Researchers Create 3D Printing Process for Robotic Materials
A team of researchers from UCLA has developed a novel 3D printing method that could make robotic assembly a one-step process.
Results of a study, as well as a demonstration of a number of small bots printed using the technique, were published in the journal Science this month.
The novel technique uses piezoelectric “metamaterials” in the printing process. These materials are made up of multiple elements in a lattice design that respond to electric currents, designed to bend, rotate, expand or contract at high speeds. Study lead author Huachen Cui said the robotic materials can detect obstacles via ultrasound emissions, and respond to external stimuli through a feedback control loop.
Using these materials as a base, the team can create an internal network of the sensory, moving and structural elements needed to create a robot in one print. The only element that needs to be added after printing is a battery to power it.
“We envision that this design and printing methodology of smart robotic materials will help realize a class of autonomous materials that could replace the current complex assembly process for making a robot,” said Xiaoyu (Rayne) Zheng, the study’s principal investigator. “With complex motions, multiple modes of sensing and programmable decision-making abilities all tightly integrated, it’s similar to a biological system with the nerves, bones and tendons working in tandem to execute controlled motions.”

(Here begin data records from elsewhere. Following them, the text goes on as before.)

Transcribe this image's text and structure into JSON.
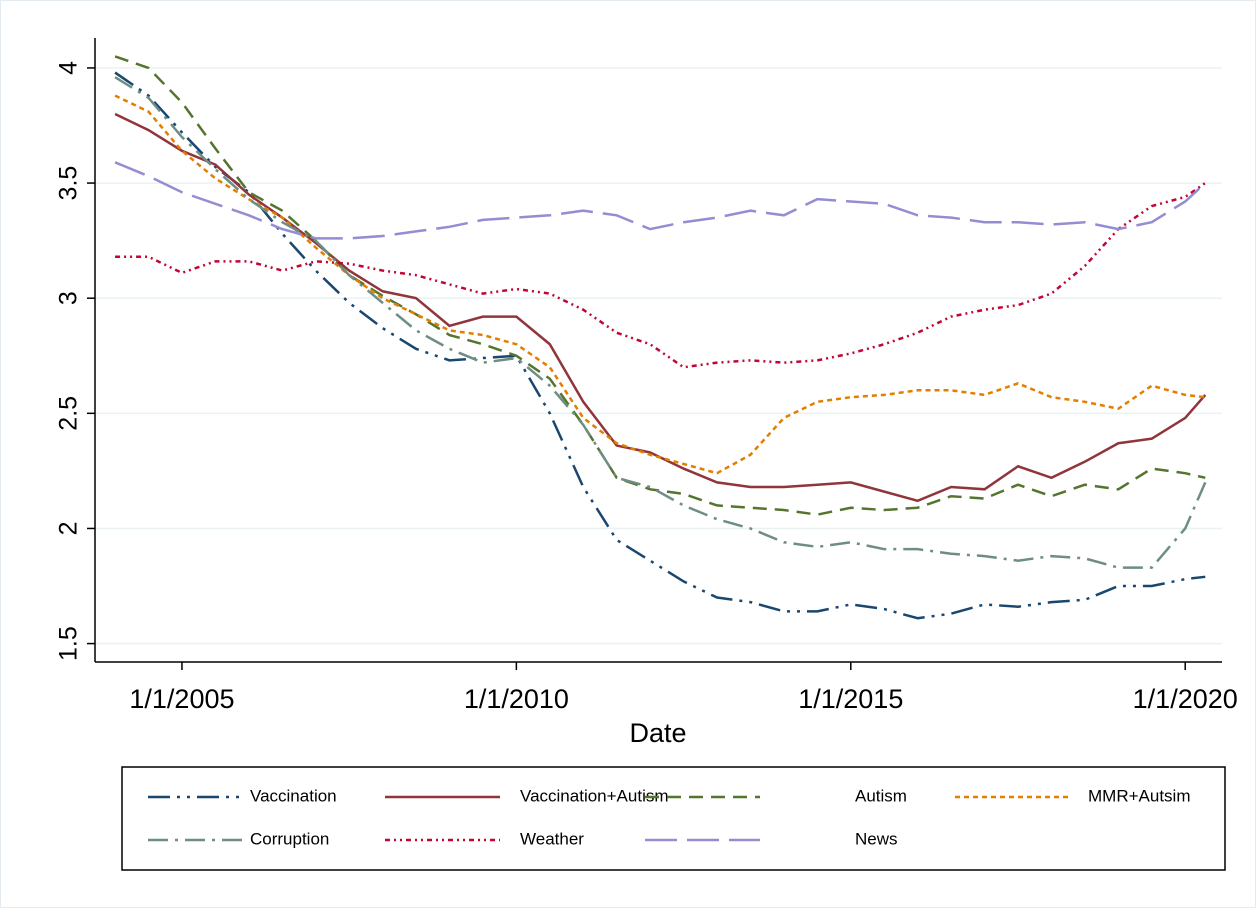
{
  "chart_data": {
    "type": "line",
    "xlabel": "Date",
    "xlim": [
      2003.7,
      2020.55
    ],
    "xticks": [
      {
        "value": 2005,
        "label": "1/1/2005"
      },
      {
        "value": 2010,
        "label": "1/1/2010"
      },
      {
        "value": 2015,
        "label": "1/1/2015"
      },
      {
        "value": 2020,
        "label": "1/1/2020"
      }
    ],
    "ylim": [
      1.42,
      4.13
    ],
    "yticks": [
      1.5,
      2,
      2.5,
      3,
      3.5,
      4
    ],
    "grid": true,
    "legend": "bottom",
    "x": [
      2004,
      2004.5,
      2005,
      2005.5,
      2006,
      2006.5,
      2007,
      2007.5,
      2008,
      2008.5,
      2009,
      2009.5,
      2010,
      2010.5,
      2011,
      2011.5,
      2012,
      2012.5,
      2013,
      2013.5,
      2014,
      2014.5,
      2015,
      2015.5,
      2016,
      2016.5,
      2017,
      2017.5,
      2018,
      2018.5,
      2019,
      2019.5,
      2020,
      2020.3
    ],
    "series": [
      {
        "name": "Vaccination",
        "color": "#1a476f",
        "dash": "22 7 3 7 3 7",
        "values": [
          3.98,
          3.88,
          3.72,
          3.57,
          3.46,
          3.28,
          3.12,
          2.98,
          2.87,
          2.78,
          2.73,
          2.74,
          2.75,
          2.5,
          2.18,
          1.95,
          1.86,
          1.77,
          1.7,
          1.68,
          1.64,
          1.64,
          1.67,
          1.65,
          1.61,
          1.63,
          1.67,
          1.66,
          1.68,
          1.69,
          1.75,
          1.75,
          1.78,
          1.79
        ]
      },
      {
        "name": "Vaccination+Autism",
        "color": "#90353b",
        "dash": "none",
        "values": [
          3.8,
          3.73,
          3.64,
          3.58,
          3.45,
          3.35,
          3.24,
          3.12,
          3.03,
          3.0,
          2.88,
          2.92,
          2.92,
          2.8,
          2.55,
          2.36,
          2.33,
          2.26,
          2.2,
          2.18,
          2.18,
          2.19,
          2.2,
          2.16,
          2.12,
          2.18,
          2.17,
          2.27,
          2.22,
          2.29,
          2.37,
          2.39,
          2.48,
          2.58
        ]
      },
      {
        "name": "Autism",
        "color": "#55752f",
        "dash": "14 8",
        "values": [
          4.05,
          4.0,
          3.85,
          3.65,
          3.46,
          3.38,
          3.25,
          3.1,
          3.01,
          2.93,
          2.84,
          2.8,
          2.75,
          2.65,
          2.45,
          2.22,
          2.17,
          2.15,
          2.1,
          2.09,
          2.08,
          2.06,
          2.09,
          2.08,
          2.09,
          2.14,
          2.13,
          2.19,
          2.14,
          2.19,
          2.17,
          2.26,
          2.24,
          2.22
        ]
      },
      {
        "name": "MMR+Autsim",
        "color": "#e37e00",
        "dash": "5 4",
        "values": [
          3.88,
          3.81,
          3.64,
          3.52,
          3.43,
          3.35,
          3.22,
          3.1,
          3.0,
          2.93,
          2.86,
          2.84,
          2.8,
          2.7,
          2.48,
          2.37,
          2.32,
          2.28,
          2.24,
          2.32,
          2.48,
          2.55,
          2.57,
          2.58,
          2.6,
          2.6,
          2.58,
          2.63,
          2.57,
          2.55,
          2.52,
          2.62,
          2.58,
          2.57
        ]
      },
      {
        "name": "Corruption",
        "color": "#6e8e84",
        "dash": "20 7 3 7",
        "values": [
          3.96,
          3.87,
          3.7,
          3.56,
          3.43,
          3.33,
          3.25,
          3.1,
          2.98,
          2.86,
          2.78,
          2.72,
          2.74,
          2.62,
          2.45,
          2.22,
          2.18,
          2.1,
          2.04,
          2.0,
          1.94,
          1.92,
          1.94,
          1.91,
          1.91,
          1.89,
          1.88,
          1.86,
          1.88,
          1.87,
          1.83,
          1.83,
          2.0,
          2.2
        ]
      },
      {
        "name": "Weather",
        "color": "#c10534",
        "dash": "5 4 2 4 2 4",
        "values": [
          3.18,
          3.18,
          3.11,
          3.16,
          3.16,
          3.12,
          3.16,
          3.15,
          3.12,
          3.1,
          3.06,
          3.02,
          3.04,
          3.02,
          2.95,
          2.85,
          2.8,
          2.7,
          2.72,
          2.73,
          2.72,
          2.73,
          2.76,
          2.8,
          2.85,
          2.92,
          2.95,
          2.97,
          3.02,
          3.14,
          3.3,
          3.4,
          3.44,
          3.5
        ]
      },
      {
        "name": "News",
        "color": "#938dd2",
        "dash": "32 10",
        "values": [
          3.59,
          3.53,
          3.46,
          3.41,
          3.36,
          3.3,
          3.26,
          3.26,
          3.27,
          3.29,
          3.31,
          3.34,
          3.35,
          3.36,
          3.38,
          3.36,
          3.3,
          3.33,
          3.35,
          3.38,
          3.36,
          3.43,
          3.42,
          3.41,
          3.36,
          3.35,
          3.33,
          3.33,
          3.32,
          3.33,
          3.3,
          3.33,
          3.42,
          3.5
        ]
      }
    ]
  }
}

The bots created are incredibly small, around the size of a penny. Use cases could include the biomedical industry, potentially capable of entering a patient’s bloodstream to deliver medication at targeted sites or performing an internal examination.
Alternatively, the team said they could be deployed in hazardous environments such as collapsed buildings, with the integrated sensors making them useful tools to identify people trapped and sound an alert for help.